Seltener Attacken

Mit Gicht ist gut Kirschen essen

Zweimal täglich eine Handvoll Kirschen essen - das hilft Gicht-Patienten, um schmerzhafte Attacken zu verringern. Das belegt eine US-Studie. Jetzt wollen Wissenschaftler die Kirschen in der Prävention einsetzen.

Von Dr. Elke Oberhofer Veröffentlicht:
Kirschen sind gut, Kirschextrakt noch besser.

Kirschen sind gut, Kirschextrakt noch besser.

© imago/imagebroker

BOSTON. Die Obstoffensive gegen Gicht trug in der Studie der Bostoner Autoren Früchte: So sank das Risiko einer Gichtattacke um 35 Prozent, wenn die Teilnehmer an den zwei vorangegangenen Tagen Kirschen gegessen hatten (Arthritis & Rheumatism 2012, online 28. September).

Noch stärker war der Effekt von Kirschextrakt, hier nahm das Risiko um 45 Prozent ab.

Die Wirkung ließ sich mit zunehmender Menge der roten Früchtchen steigern, optimal schienen ein bis zwei Portionen täglich à etwa zehn bis zwölf Kirschen.

Weder aufgenommene Purinmengen noch Alkohol noch die Einnahme von Gichtmedikamenten oder Diuretika hatten auf das Ergebnis Einfluss.

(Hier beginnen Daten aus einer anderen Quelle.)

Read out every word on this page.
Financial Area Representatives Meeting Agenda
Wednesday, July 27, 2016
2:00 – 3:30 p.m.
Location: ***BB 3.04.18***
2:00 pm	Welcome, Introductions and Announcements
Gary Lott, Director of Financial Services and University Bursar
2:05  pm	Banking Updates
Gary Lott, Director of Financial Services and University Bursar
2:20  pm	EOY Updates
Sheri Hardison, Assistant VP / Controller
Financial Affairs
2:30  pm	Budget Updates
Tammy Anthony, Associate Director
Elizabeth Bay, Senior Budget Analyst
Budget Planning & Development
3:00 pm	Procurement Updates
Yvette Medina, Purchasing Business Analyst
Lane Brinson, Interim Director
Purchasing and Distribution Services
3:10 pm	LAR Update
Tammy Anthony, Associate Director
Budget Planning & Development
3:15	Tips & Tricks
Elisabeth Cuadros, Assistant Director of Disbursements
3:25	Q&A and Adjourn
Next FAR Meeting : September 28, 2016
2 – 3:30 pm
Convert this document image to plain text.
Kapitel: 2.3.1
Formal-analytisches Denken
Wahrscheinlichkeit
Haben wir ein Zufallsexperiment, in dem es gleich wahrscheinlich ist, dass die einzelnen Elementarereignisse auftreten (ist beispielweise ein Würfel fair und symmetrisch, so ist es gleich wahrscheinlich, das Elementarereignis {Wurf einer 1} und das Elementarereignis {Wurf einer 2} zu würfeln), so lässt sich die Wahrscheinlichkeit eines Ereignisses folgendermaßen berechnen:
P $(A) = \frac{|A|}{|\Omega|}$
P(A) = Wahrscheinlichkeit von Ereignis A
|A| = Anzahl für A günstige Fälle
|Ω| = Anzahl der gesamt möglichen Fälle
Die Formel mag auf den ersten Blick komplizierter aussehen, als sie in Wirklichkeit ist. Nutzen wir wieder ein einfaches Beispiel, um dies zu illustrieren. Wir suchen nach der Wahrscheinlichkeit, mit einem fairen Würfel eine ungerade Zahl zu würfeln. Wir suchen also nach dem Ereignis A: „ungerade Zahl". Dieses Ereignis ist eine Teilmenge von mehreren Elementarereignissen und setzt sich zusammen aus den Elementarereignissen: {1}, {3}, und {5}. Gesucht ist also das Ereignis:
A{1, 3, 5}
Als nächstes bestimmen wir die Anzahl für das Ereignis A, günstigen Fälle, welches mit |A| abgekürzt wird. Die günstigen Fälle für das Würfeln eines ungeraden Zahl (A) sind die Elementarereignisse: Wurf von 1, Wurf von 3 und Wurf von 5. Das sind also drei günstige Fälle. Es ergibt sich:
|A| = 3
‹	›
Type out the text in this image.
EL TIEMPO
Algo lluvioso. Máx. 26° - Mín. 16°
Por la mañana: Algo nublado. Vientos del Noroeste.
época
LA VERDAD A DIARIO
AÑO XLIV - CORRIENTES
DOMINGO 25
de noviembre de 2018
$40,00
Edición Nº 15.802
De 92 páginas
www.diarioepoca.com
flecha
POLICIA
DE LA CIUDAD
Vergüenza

Der Effekt von Kirschen wird schon lange beobachtet

An der Studie hatten 633 Gichtpatienten teilgenommen. 220 von ihnen suchten ihrer Krankheit mit frischen Kirschen beizukommen, 15 tranken Kirschextrakt, 33 probierten es mit beidem.

Dass Kirschen Gichtschmerzen lindern können, wird seit langem vermutet: Den Früchten werden antientzündliche und antioxidative Eigenschaften zugeschrieben, die auf ihrem hohen Gehalt an dem Pflanzenfarbstoff Anthocyan beruhen sollen.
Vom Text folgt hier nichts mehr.